The trouble with the nightmare is as soon as its abominable taste wanes, you forget the reason behind seeing it. You will abhor the ephemera if you want to complete painting your house. Today is scheduled for facelifting its appearance, and the king cannot dwell on the thoughts, "I invest in concrete and plaster, and paints and realignment of the electric lines, and all may go waste if the mother nature goes West."
We are the bourgeoisie king. I tend to dull my acknowledgement regarding the facts my skin gathers about the weather, and how it charts the unknown territories of temperature zones. Air conditioners have become a necessity. My father no longer resists it as a luxury. Ironically the same machine tools more adverse changes in the climate.
I may turn my back to the nightmare, hellishly hot and flooded with murky water, but it returns from the back of my mind, and from the black depth of my realisation. Any dreamcatcher is a fistful of chicken feathers in front of such a dream.
Again I sleep. This time a nighttime volcano erupts. This time the clouds shower pesticides and bodies of the dead beetles. In my dream, I teach obscenity about the Earth. I say, "Human is the supreme. Our own civilization is the conglomeration of all goodness, heaven and verity."

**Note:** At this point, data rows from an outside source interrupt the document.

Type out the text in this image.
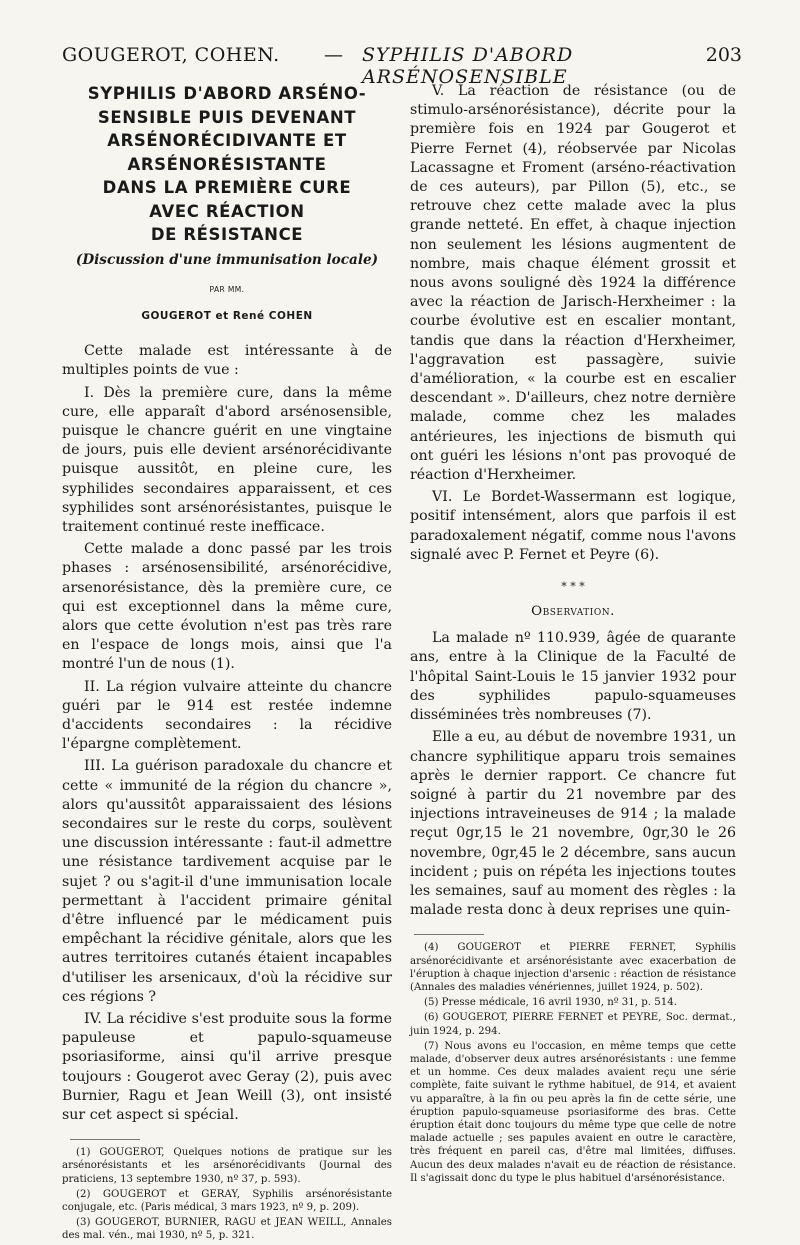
GOUGEROT, COHEN. — SYPHILIS D'ABORD ARSÉNOSENSIBLE
203
SYPHILIS D'ABORD ARSÉNO-
SENSIBLE PUIS DEVENANT
ARSÉNORÉCIDIVANTE ET
ARSÉNORÉSISTANTE
DANS LA PREMIÈRE CURE
AVEC RÉACTION
DE RÉSISTANCE
(Discussion d'une immunisation locale)
PAR MM.
GOUGEROT et René COHEN

Cette malade est intéressante à de multiples points de vue :

I. Dès la première cure, dans la même cure, elle apparaît d'abord arsénosensible, puisque le chancre guérit en une vingtaine de jours, puis elle devient arsénorécidivante puisque aussitôt, en pleine cure, les syphilides secondaires apparaissent, et ces syphilides sont arsénorésistantes, puisque le traitement continué reste inefficace.

Cette malade a donc passé par les trois phases : arsénosensibilité, arsénorécidive, arsenorésistance, dès la première cure, ce qui est exceptionnel dans la même cure, alors que cette évolution n'est pas très rare en l'espace de longs mois, ainsi que l'a montré l'un de nous (1).

II. La région vulvaire atteinte du chancre guéri par le 914 est restée indemne d'accidents secondaires : la récidive l'épargne complètement.

III. La guérison paradoxale du chancre et cette « immunité de la région du chancre », alors qu'aussitôt apparaissaient des lésions secondaires sur le reste du corps, soulèvent une discussion intéressante : faut-il admettre une résistance tardivement acquise par le sujet ? ou s'agit-il d'une immunisation locale permettant à l'accident primaire génital d'être influencé par le médicament puis empêchant la récidive génitale, alors que les autres territoires cutanés étaient incapables d'utiliser les arsenicaux, d'où la récidive sur ces régions ?

IV. La récidive s'est produite sous la forme papuleuse et papulo-squameuse psoriasiforme, ainsi qu'il arrive presque toujours : Gougerot avec Geray (2), puis avec Burnier, Ragu et Jean Weill (3), ont insisté sur cet aspect si spécial.

(1) GOUGEROT, Quelques notions de pratique sur les arsénorésistants et les arsénorécidivants (Journal des praticiens, 13 septembre 1930, nº 37, p. 593).
(2) GOUGEROT et GERAY, Syphilis arsénorésistante conjugale, etc. (Paris médical, 3 mars 1923, nº 9, p. 209).
(3) GOUGEROT, BURNIER, RAGU et JEAN WEILL, Annales des mal. vén., mai 1930, nº 5, p. 321.

V. La réaction de résistance (ou de stimulo-arsénorésistance), décrite pour la première fois en 1924 par Gougerot et Pierre Fernet (4), réobservée par Nicolas Lacassagne et Froment (arséno-réactivation de ces auteurs), par Pillon (5), etc., se retrouve chez cette malade avec la plus grande netteté. En effet, à chaque injection non seulement les lésions augmentent de nombre, mais chaque élément grossit et nous avons souligné dès 1924 la différence avec la réaction de Jarisch-Herxheimer : la courbe évolutive est en escalier montant, tandis que dans la réaction d'Herxheimer, l'aggravation est passagère, suivie d'amélioration, « la courbe est en escalier descendant ». D'ailleurs, chez notre dernière malade, comme chez les malades antérieures, les injections de bismuth qui ont guéri les lésions n'ont pas provoqué de réaction d'Herxheimer.

VI. Le Bordet-Wassermann est logique, positif intensément, alors que parfois il est paradoxalement négatif, comme nous l'avons signalé avec P. Fernet et Peyre (6).

* * *
Observation.

La malade nº 110.939, âgée de quarante ans, entre à la Clinique de la Faculté de l'hôpital Saint-Louis le 15 janvier 1932 pour des syphilides papulo-squameuses disséminées très nombreuses (7).

Elle a eu, au début de novembre 1931, un chancre syphilitique apparu trois semaines après le dernier rapport. Ce chancre fut soigné à partir du 21 novembre par des injections intraveineuses de 914 ; la malade reçut 0gr,15 le 21 novembre, 0gr,30 le 26 novembre, 0gr,45 le 2 décembre, sans aucun incident ; puis on répéta les injections toutes les semaines, sauf au moment des règles : la malade resta donc à deux reprises une quin-

(4) GOUGEROT et PIERRE FERNET, Syphilis arsénorécidivante et arsénorésistante avec exacerbation de l'éruption à chaque injection d'arsenic : réaction de résistance (Annales des maladies vénériennes, juillet 1924, p. 502).
(5) Presse médicale, 16 avril 1930, nº 31, p. 514.
(6) GOUGEROT, PIERRE FERNET et PEYRE, Soc. dermat., juin 1924, p. 294.
(7) Nous avons eu l'occasion, en même temps que cette malade, d'observer deux autres arsénorésistants : une femme et un homme. Ces deux malades avaient reçu une série complète, faite suivant le rythme habituel, de 914, et avaient vu apparaître, à la fin ou peu après la fin de cette série, une éruption papulo-squameuse psoriasiforme des bras. Cette éruption était donc toujours du même type que celle de notre malade actuelle ; ses papules avaient en outre le caractère, très fréquent en pareil cas, d'être mal limitées, diffuses. Aucun des deux malades n'avait eu de réaction de résistance. Il s'agissait donc du type le plus habituel d'arsénorésistance.
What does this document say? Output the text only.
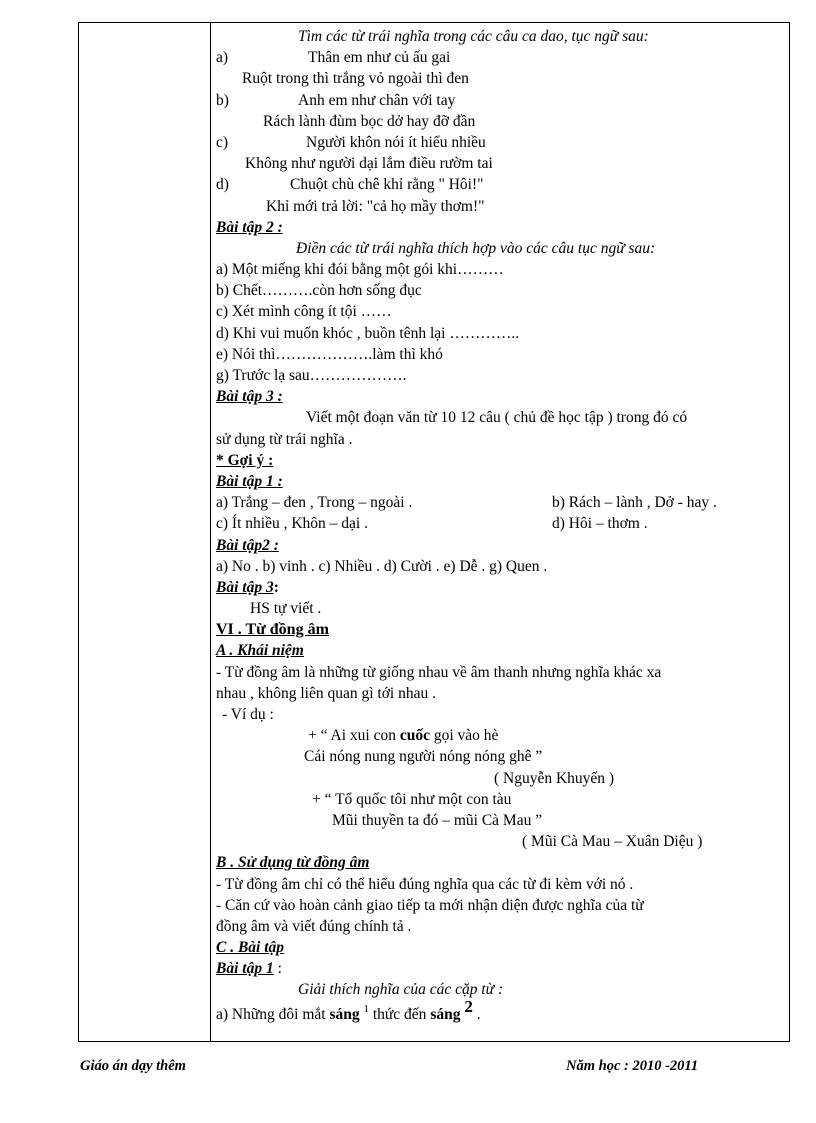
Tìm các từ trái nghĩa trong các câu ca dao, tục ngữ sau:
a)	Thân em như củ ấu gai
Ruột trong thì trắng vỏ ngoài thì đen
b)	Anh em như chân với tay
Rách lành đùm bọc dở hay đỡ đần
c)	Người khôn nói ít hiểu nhiều
Không như người dại lắm điều rườm tai
d)	Chuột chù chê khỉ rằng " Hôi!"
Khỉ mới trả lời: "cả họ mầy thơm!"
Bài tập 2 :
Điền các từ trái nghĩa thích hợp vào các câu tục ngữ sau:
a) Một miếng khi đói bằng một gói khi………
b) Chết……….còn hơn sống đục
c) Xét mình công ít tội ……
d) Khi vui muốn khóc , buồn tênh lại …………..
e) Nói thì……………….làm thì khó
g) Trước lạ sau……………….
Bài tập 3 :
Viết một đoạn văn từ 10 12 câu ( chủ đề học tập ) trong đó có
sử dụng từ trái nghĩa .
* Gợi ý :
Bài tập 1 :
a) Trắng – đen , Trong – ngoài .	b) Rách – lành , Dở - hay .
c) Ít nhiều , Khôn – dại .	d) Hôi – thơm .
Bài tập2 :
a) No . b) vinh . c) Nhiều . d) Cười . e) Dễ . g) Quen .
Bài tập 3:
HS tự viết .
VI . Từ đồng âm
A . Khái niệm
- Từ đồng âm là những từ giống nhau về âm thanh nhưng nghĩa khác xa
nhau , không liên quan gì tới nhau .
- Ví dụ :
+ “ Ai xui con cuốc gọi vào hè
Cái nóng nung người nóng nóng ghê ”
( Nguyễn Khuyến )
+ “ Tổ quốc tôi như một con tàu
Mũi thuyền ta đó – mũi Cà Mau ”
( Mũi Cà Mau – Xuân Diệu )
B . Sử dụng từ đồng âm
- Từ đồng âm chỉ có thể hiểu đúng nghĩa qua các từ đi kèm với nó .
- Căn cứ vào hoàn cảnh giao tiếp ta mới nhận diện được nghĩa của từ
đồng âm và viết đúng chính tả .
C . Bài tập
Bài tập 1 :
Giải thích nghĩa của các cặp từ :
a) Những đôi mắt sáng $^1$ thức đến sáng $^2$ .
Giáo án dạy thêm	Năm học : 2010 -2011
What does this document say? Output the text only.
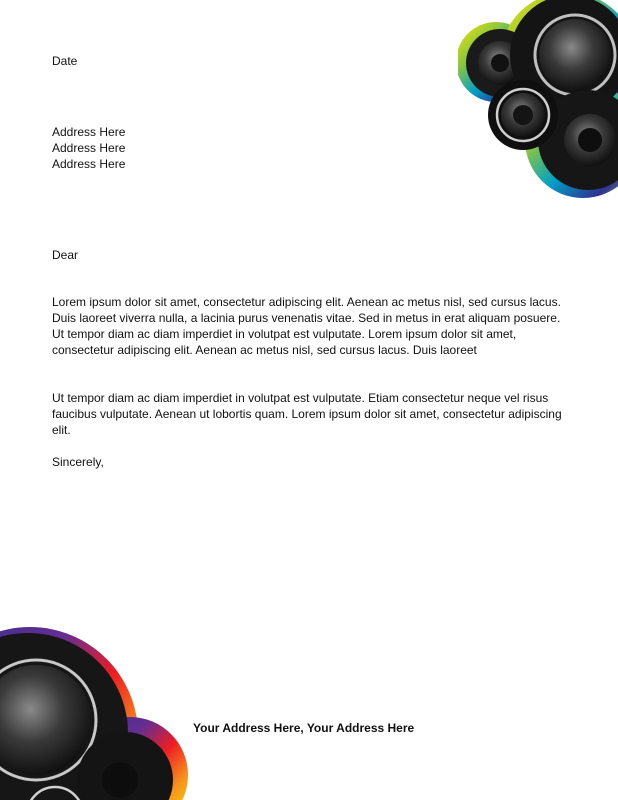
Date

Address Here
Address Here
Address Here

Dear

Lorem ipsum dolor sit amet, consectetur adipiscing elit. Aenean ac metus nisl, sed cursus lacus. Duis laoreet viverra nulla, a lacinia purus venenatis vitae. Sed in metus in erat aliquam posuere. Ut tempor diam ac diam imperdiet in volutpat est vulputate. Lorem ipsum dolor sit amet, consectetur adipiscing elit. Aenean ac metus nisl, sed cursus lacus. Duis laoreet

Ut tempor diam ac diam imperdiet in volutpat est vulputate. Etiam consectetur neque vel risus faucibus vulputate. Aenean ut lobortis quam. Lorem ipsum dolor sit amet, consectetur adipiscing elit.

Sincerely,

Your Address Here, Your Address Here
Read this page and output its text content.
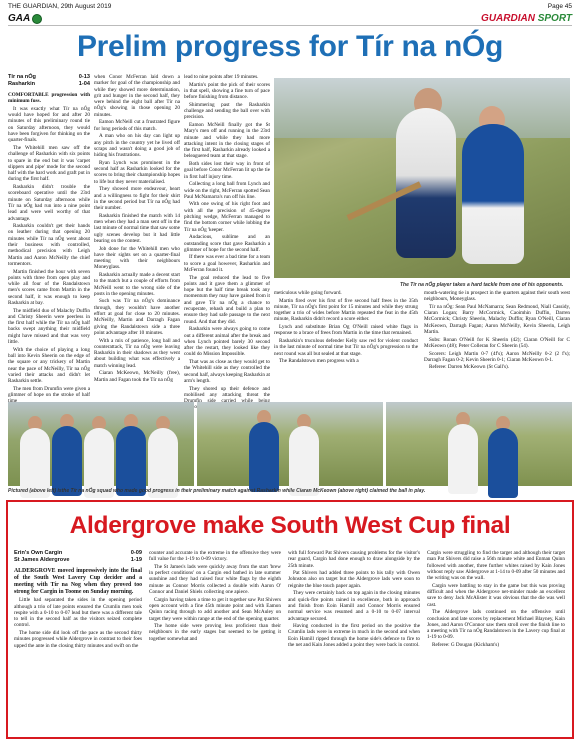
THE GUARDIAN, 29th August 2019	Page 45
GAA	GUARDIAN SPORT
Prelim progress for Tír na nÓg
Tír na nÓg	0-13
Rasharkin	1-04

COMFORTABLE progression with minimum fuss.

It was exactly what Tír na nÓg would have hoped for and after 20 minutes of this preliminary round tie on Saturday afternoon, they would have been forgiven for thinking on the quarter-finals.

The Whitehill men saw off the challenge of Rasharkin with six points to spare in the end but it was 'carpet slippers and pipe' mode for the second half with the hard work and graft put in during the first half.

Rasharkin didn't trouble the scoreboard operative until the 23rd minute on Saturday afternoon while Tír na nÓg had run into a nine point lead and were well worthy of that advantage.

Rasharkin couldn't get their hands on leather during that opening 20 minutes while Tír na nÓg went about their business with controlled, methodical precision with Leigh Martin and Aaron McNeilly the chief tormentors.

Martin finished the hour with seven points with three from open play and while all four of the Randalstown men's scores came from Martin in the second half, it was enough to keep Rasharkin at bay.

The midfield duo of Malachy Duffin and Christy Sheerin were peerless in the first half while the Tír na nÓg half backs swept anything their midfield might have missed and that was very little.

With the choice of playing a long ball into Kevin Sheerin on the edge of the square or any trickery of Martin near the pace of McNeilly, Tír na nÓg varied their attacks and didn't let Rasharkin settle.

The men from Drumfin were given a glimmer of hope on the stroke of half

when Conor McFerran laid down a marker for goal of the championship and while they showed more determination, grit and hunger in the second half, they were behind the eight ball after Tír na nÓg's showing in those opening 20 minutes.

Eamon McNeill cut a frustrated figure for long periods of this match.

A man who on his day can light up any pitch in the country yet he lived off scraps and wasn't doing a good job of hiding his frustrations.

Ryan Lynch was prominent in the second half as Rasharkin looked for the scores to bring their championship hopes to life but they never materialised.

They showed more endeavour, heart and a willingness to fight for their shirt in the second period but Tír na nÓg had their number.

Rasharkin finished the match with 14 men when they had a man sent off in the last minute of normal time that saw some ugly scenes develop but it had little bearing on the contest.

Job done for the Whitehill men who have their sights set on a quarter-final meeting with their neighbours Moneyglass.

Rasharkin actually made a decent start to the match but a couple of efforts from McNeill went to the wrong side of the posts in the opening minutes.

Such was Tír na nÓg's dominance through, they wouldn't have another effort at goal for close to 20 minutes. McNeilly, Martin and Darragh Fagan giving the Randalstown side a three point advantage after 10 minutes.

With a mix of patience, long ball and counterattack, Tír na nÓg were leaving Rasharkin in their shadows as they went about building what was effectively a match winning lead.

Ciaran McKeown, McNeilly (free), Martin and Fagan took the Tír na nÓg

lead to nine points after 19 minutes.

Martin's point the pick of their scores in that spell, showing a fine turn of pace before finishing from distance.

Shimmering past the Rasharkin challenge and sending the ball over with precision.

Eamon McNeill finally got the St Mary's men off and running in the 23rd minute and while they had more attacking intent in the closing stages of the first half, Rasharkin already looked a beleaguered team at that stage.

Both sides lost their way in front of goal before Conor McFerran lit up the tie in first half injury time.

Collecting a long ball from Lynch and wide on the right, McFerran spotted Sean Paul McNamarra's run off his line.

With one swing of his right foot and with all the precision of 45-degree pitching wedge, McFerran managed to find the bottom corner while lobbing the Tír na nÓg 'keeper.

Audacious, sublime and an outstanding score that gave Rasharkin a glimmer of hope for the second half.

If there was ever a bad time for a team to score a goal however, Rasharkin and McFerran found it.

The goal reduced the lead to five points and it gave them a glimmer of hope but the half time break took any momentum they may have gained from it and gave Tír na nÓg a chance to recuperate, rehash and build a plan to ensure they had safe passage to the next round. And that they did.

Rasharkin were always going to come out a different animal after the break and when Lynch pointed barely 30 second after the restart, they looked like they could do Mission Impossible.

That was as close as they would get to the Whitehill side as they controlled the second half, always keeping Rasharkin at arm's length.

They shored up their defence and mobilised any attacking threat the methodical

The Tír na nÓg player takes a hard tackle from one of his opponents.

meticulous while going forward.

Martin fired over his first of five second half frees in the 35th minute, Tír na nÓg's first point for 15 minutes and while they strung together a trio of wides before Martin repeated the feat in the 45th minute, Rasharkin didn't record a score either.

Lynch and substitute Brian Og O'Neill raised white flags in response to a brace of frees from Martin in the time that remained.

Rasharkin's truculous defender Kelly saw red for violent conduct in the last minute of normal time but Tír na nÓg's progression to the next round was all but sealed at that stage.

The Randalstown men progress with a

mouth-watering tie in prospect in the quarters against their south west neighbours, Moneyglass.

Tír na nÓg: Sean Paul McNamarra; Sean Redmond, Niall Cassidy, Ciaran Logan; Barry McCormick, Caoimhin Duffin, Darren McCormick; Christy Sheerin, Malachy Duffin; Ryan O'Neill, Ciaran McKeown, Darragh Fagan; Aaron McNeilly, Kevin Sheerin, Leigh Martin.

Subs: Ronan O'Neill for K Sheerin (42); Ciaran O'Neill for C McKeown (48); Peter Colleran for C Sheerin (54).

Scorers: Leigh Martin 0-7 (4f's); Aaron McNeilly 0-2 (2 f's); Darragh Fagan 0-2; Kevin Sheerin 0-1; Ciaran McKeown 0-1.

Referee: Darren McKeown (St Gall's).

Pictured (above left) isthe Tír na nÓg squad who made good progress in their preliminary match against Rasharkin while Ciaran McKeown (above right) claimed the ball in play.
Aldergrove make South West Cup final
Erin's Own Cargin	0-09
St James Aldergrove	1-19

ALDERGROVE moved impressively into the final of the South West Lavery Cup decider and a meeting with Tír na Nog when they proved too strong for Cargin in Toome on Sunday morning.

Little had separated the sides in the opening period although a trio of late points ensured the Crumlin men took respite with a 0-10 to 0-07 lead but there was a different tale to tell in the second half as the visitors seized complete control.

The home side did look off the pace as the second thirty minutes progressed while Aldergrove in contrast to their foes upped the ante in the closing thirty minutes and swift on the

counter and accurate in the extreme in the offensive they were full value for the 1-19 to 0-09 victory.

The St James's lads were quickly away from the start 'brew in perfect conditions' on a Cargin end bathed in late summer sunshine and they had raised four white flags by the eighth minute as Connor Morris collected a double with Aaron O' Connor and Daniel Shiels collecting one apiece.

Cargin having taken a time to get it together saw Pat Shivers open account with a fine 45th minute point and with Eamon Quinn racing through to add another and Sean McAuley on target they were within range at the end of the opening quarter.

The home side were proving less proficient than their neighbours in the early stages but seemed to be getting it together somewhat and

with full forward Pat Shivers causing problems for the visitor's rear guard, Cargin had done enough to draw alongside by the 25th minute.

Pat Shivers had added three points to his tally with Owen Johnston also on target but the Aldergrove lads were soon to reignite the blue touch paper again.

They were certainly back on top again in the closing minutes and quick-fire points rained in excellence, both in approach and finish from Eoin Hamill and Connor Morris ensured normal service was resumed and a 0-10 to 0-07 interval advantage secured.

Having conducted in the first period on the positive the Crumlin lads were in extreme in much in the second and when Eoin Hamill ripped through the home side's defence to fire to the net and Kain Jones added a point they were back in control.

Cargin were struggling to find the target and although their target man Pat Shivers did raise a 56th minute white and Enman Quinn followed with another, three further whites raised by Kain Jones without reply saw Aldergrove at 1-14 to 0-09 after 50 minutes and the writing was on the wall.

Cargin were battling to stay in the game but this was proving difficult and when the Aldergrove net-minder made an excellent save to deny Jack McAlister it was obvious that the die was well cast.

The Aldergrove lads continued on the offensive until conclusion and late scores by replacement Michael Blayney, Kain Jones, and Aaron O'Connor saw them stroll over the finish line to a meeting with Tír na nÓg Randalstown in the Lavery cup final at 1-19 to 0-09.

Referee: G Dougan (Kickham's)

As the sleep fades, the hooves of the riders of the apocalypse recede into some stable, and however unstable I may feel, I browse through the colour charts, chosen for the walls and the ceilings. The bourgeoisie king house painting. What will you pick for the walls of the Pompeii?
I put on Black Hole Sun by Soundgarden.
Even if we knew a date for the end of the days, we shall dream of a clean and cheery house and breakfast on some extinct flesh cooked in some heart-choking lard on a fossil-fuelled oven.
Did we plant our quota of seeds? Perhaps. How many of those did we rear to their utmost possibility? None. Did we binge-watch our mobiles? Yes. Did we love the bees? Only in the cartoons.
The soliloquy of the king trots on the nightmares across the meadow of his house painting day. We domesticate the premonition. Live the way our society taught us to live.